Oil slipped after an industry report was said to show a smaller-than-anticipated U.S. crude inventory decline.
Supplies fell 840,000 barrels last week according to an American Petroleum Institute report April 18, people familiar with the data said. That contrasted with analysts surveyed by Bloomberg News who said supplies probably slipped by 1.4 million barrels before Energy Information Administration data April 19. Gasoline stockpiles rose 1.37 million barrels, API was said to report.
Oil had rallied above $53 a barrel last week after some producers voiced support for prolonging a six-month supply-cut deal by the Organization of Petroleum Exporting Countries and its allies. OPEC ministers are scheduled to gather in Vienna on May 25 to discuss whether to extend the curbs.
"We are still in a very well-supplied crude market in the U.S.," Thomas Finlon, director of Energy Analytics Group in Wellington, Fla., said by telephone. "The gasoline build was a bit of a surprise but makes sense given that this is the time of year refinery runs increase."
West Texas Intermediate for May delivery fell 24 cents to $52.41 a barrel on the New York Mercantile Exchange. It’s the lowest close since April 7. Total volume traded was about 14 % below the 100-day average. WTI was down 32 cents at $52.33 a barrel at 4:54 p.m. after the release of the API report.
Brent for June settlement fell 47 cents, or 0.8 %, to $54.89 a barrel on the London-based ICE Futures Europe exchange, and closed at a $2.04 premium to WTI for the same month.
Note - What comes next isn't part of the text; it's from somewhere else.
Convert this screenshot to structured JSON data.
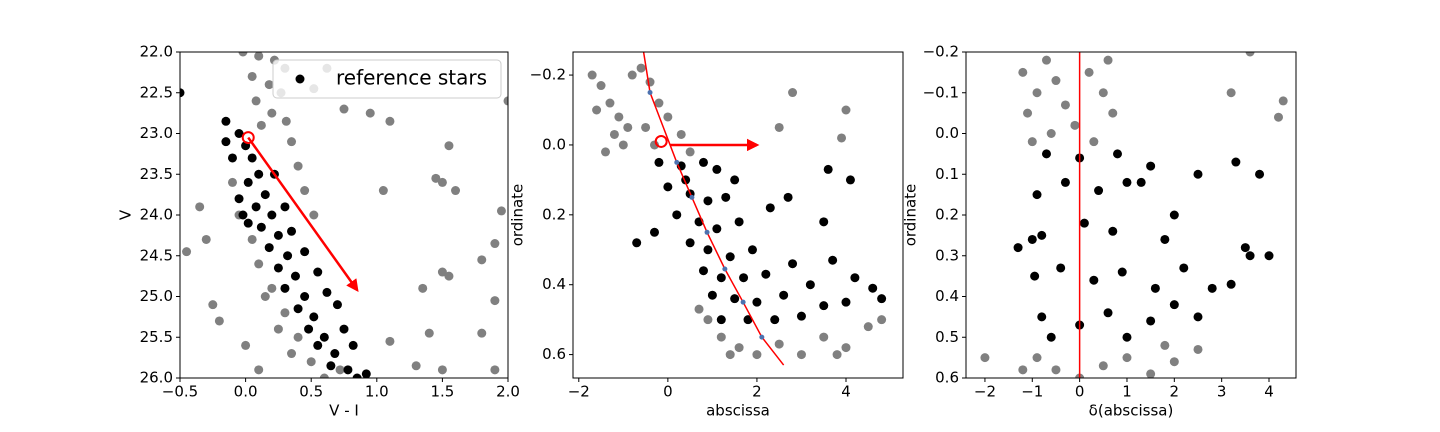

Crude output at major U.S. shale plays is forecast to rise to 5.2 million barrels a day in May, the EIA’s monthly Drilling Productivity report showed April 18.
Prices rebounded earlier after a report showed that Saudi Arabia trimmed exports to a 21-month low in February as local refineries processed a record amount of crude. Oil exports fell to 6.95 million barrels a day, the lowest since May 2015, according to data published April 18 on the Riyadh-based Joint Organizations Data Initiative website.
• Oil producers are showing “very good” compliance with pledged production cuts, Saudi Energy Minister Khalid Al-Falih said April 17 in Riyadh. While global supplies are rising because of refinery maintenance, the market is rebalancing, he said.
• Citigroup said OPEC output cuts will be able to offset the response of U.S. producers to higher prices. Goldman Sachs Group Inc. has called for the market to be patient.
• Stockpiles at Cushing, Okla., the delivery point for WTI and the biggest U.S. oil-storage hub, fell by 570,000 barrels last week, according to a Bloomberg survey.